Sunday, May 25, 2008

Down with Pigeons, and their holes

Lets play The Similarities Game. To win, you must determine what the three things listed below have in common.

Hint: It has to do with me (What else is new, right? I'm very conceited.) Also, of note is the fact that I don't think the answer is obvious, so if anyone gets it right, it probably means you know me really, really well.

Okay, the 3 things are:

1) Football.
2) Seafood.
3) Philosophy.

Give up yet? Well, time's up anyhow.

The above are all things for which my opinion has done a complete 180-degree turn. That is, I originally despised each, yet today, absolutely love all three.

I have a vivid memory of declaring my hatred for each. When I was younger, I used to say I hated football because "it is just a bunch of guys running around with helmets yelling and smashing into each other." Yet, sometime around the 2001 Gator Bowl trip (when Virginia Tech, led by Michael Vick, beat Clemson and I almost melted in awe of his talent), this opinion completely disintegrated and my love of football became so great that I had to make my screen name reflect it.

For years I thought seafood was absolutely disgusting, and even bet my dad $20 that that would never change. Although I still haven't paid up (sorry, Dad!) I clearly have lost this bet, as I have tried and loved tons of different types of seafood in the past couple of years.
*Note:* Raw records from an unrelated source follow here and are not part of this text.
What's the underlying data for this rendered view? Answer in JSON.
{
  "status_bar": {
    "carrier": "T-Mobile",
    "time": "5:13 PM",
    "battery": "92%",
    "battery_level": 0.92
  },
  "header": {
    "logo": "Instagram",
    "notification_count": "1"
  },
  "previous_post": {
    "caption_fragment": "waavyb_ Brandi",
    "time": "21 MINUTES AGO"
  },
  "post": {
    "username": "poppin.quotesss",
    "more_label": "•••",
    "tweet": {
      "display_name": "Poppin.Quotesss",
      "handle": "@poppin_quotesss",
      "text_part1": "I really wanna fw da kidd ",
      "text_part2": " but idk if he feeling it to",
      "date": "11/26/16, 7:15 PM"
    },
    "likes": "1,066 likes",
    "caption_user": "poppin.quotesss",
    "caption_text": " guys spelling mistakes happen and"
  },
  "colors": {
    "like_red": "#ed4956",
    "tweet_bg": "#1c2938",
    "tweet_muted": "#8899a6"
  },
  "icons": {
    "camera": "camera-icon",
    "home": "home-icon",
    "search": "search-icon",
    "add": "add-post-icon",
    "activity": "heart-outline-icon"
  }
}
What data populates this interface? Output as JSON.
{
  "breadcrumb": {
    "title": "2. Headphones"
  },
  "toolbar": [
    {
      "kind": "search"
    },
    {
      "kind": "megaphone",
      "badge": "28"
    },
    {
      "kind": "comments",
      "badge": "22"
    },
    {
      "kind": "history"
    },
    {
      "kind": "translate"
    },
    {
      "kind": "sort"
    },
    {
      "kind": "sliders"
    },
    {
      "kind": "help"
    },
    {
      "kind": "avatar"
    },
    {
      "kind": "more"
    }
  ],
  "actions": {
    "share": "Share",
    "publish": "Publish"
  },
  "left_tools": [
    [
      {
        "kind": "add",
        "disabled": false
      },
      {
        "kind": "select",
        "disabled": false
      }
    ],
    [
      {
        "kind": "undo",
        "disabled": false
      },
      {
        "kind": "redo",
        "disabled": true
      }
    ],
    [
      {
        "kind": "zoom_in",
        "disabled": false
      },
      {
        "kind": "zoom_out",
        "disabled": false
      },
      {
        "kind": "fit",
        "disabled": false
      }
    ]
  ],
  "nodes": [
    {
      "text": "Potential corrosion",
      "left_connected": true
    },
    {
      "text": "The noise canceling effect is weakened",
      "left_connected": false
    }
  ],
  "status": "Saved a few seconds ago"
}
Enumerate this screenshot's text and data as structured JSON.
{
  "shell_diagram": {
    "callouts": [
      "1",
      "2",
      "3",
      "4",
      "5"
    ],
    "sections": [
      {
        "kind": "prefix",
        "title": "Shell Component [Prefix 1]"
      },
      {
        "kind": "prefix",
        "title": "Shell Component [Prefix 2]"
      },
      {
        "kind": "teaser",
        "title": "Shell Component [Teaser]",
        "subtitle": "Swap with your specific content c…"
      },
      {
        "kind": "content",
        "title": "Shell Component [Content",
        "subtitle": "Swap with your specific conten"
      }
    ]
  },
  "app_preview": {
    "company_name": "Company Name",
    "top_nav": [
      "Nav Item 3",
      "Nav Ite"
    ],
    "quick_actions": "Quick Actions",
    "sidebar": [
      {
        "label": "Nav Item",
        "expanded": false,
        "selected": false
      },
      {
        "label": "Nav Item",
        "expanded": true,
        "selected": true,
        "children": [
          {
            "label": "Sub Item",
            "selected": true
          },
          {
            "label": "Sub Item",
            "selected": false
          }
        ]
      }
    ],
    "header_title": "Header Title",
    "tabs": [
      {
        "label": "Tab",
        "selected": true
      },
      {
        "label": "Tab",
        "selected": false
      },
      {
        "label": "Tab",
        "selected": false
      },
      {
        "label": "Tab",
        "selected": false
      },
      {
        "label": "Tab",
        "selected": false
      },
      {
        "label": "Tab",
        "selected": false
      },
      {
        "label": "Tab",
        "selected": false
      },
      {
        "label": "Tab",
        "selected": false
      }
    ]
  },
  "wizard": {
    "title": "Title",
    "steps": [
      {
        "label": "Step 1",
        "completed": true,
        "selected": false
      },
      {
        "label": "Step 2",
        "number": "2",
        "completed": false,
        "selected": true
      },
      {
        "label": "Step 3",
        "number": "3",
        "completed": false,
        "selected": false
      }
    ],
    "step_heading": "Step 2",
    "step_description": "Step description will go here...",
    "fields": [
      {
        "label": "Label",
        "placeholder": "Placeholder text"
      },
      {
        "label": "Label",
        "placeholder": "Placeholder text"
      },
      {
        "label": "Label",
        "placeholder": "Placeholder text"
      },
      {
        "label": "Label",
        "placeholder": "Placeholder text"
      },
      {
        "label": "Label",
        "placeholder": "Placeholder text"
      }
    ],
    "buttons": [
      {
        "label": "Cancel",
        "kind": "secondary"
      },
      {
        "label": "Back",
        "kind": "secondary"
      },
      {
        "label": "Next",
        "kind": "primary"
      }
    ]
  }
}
The last one, philosophy, is more of a recent change, and the one the inspired me to write this post. In fact, I didn't even realize my opinion about it had changed until a few days ago. Just like football and seafood, I used to hate philosophy. Posing all those questions... going around in circles... never coming to any definitive conclusions... blah, blah, blah, it was all so frustrating! I took Bioethics in college and I would skip class because it seemed so pointless. I mean, why couldn't they just give me the answers so I could spit them back out on the test!? Interestingly, now, like the other items listed, it has claimed quite a sizable amount of space in my brain (or heart, depending on which you prefer to think of as holding the things that matter).

So why these changes of heart/brainspace? For football and seafood, it probably was simply a function of me keeping an open mind and being willing to try new things or re-conceptualize my views. And for philosophy, I guess its more of the same. The thing is, the more I experience and learn, the more I realize how little I know, and how definitive answers are rare, if they even exist. I'm at a point in my life where few things seem concrete and all I can really think to do is pose questions and ponder the possible answers, without reaching a solution. So my annoyance with philosophy's lack of answers has dissipated, and I now think that it wasn't a very reasonable demand to make of it in the first place.

So where does this leave me? Apparently, it leaves me more of the same - a laundry list of questions. Will I ever get the answers? Don't know. Is this just a phase of uncertainty that will pass and down the road everything will become clear? This too, is unclear.

This could be seen as a bad thing, however, I think I'll choose to see it differently. If nothing or close to nothing is certain, that means that every possibility is available. Life doesn't pigeonhole us, so why should we do it to ourselves? And hey, atleast I can count on the constant instability. I guess for now I'll just hold to that and ponder away on a blog. It really is funny though. If someone would have told me a year ago that I'd be posing philosophical questions on a blog, I'd have laughed at them. I'm telling ya, if nothing else, these 180-degree shifts sure do keep me on my toes.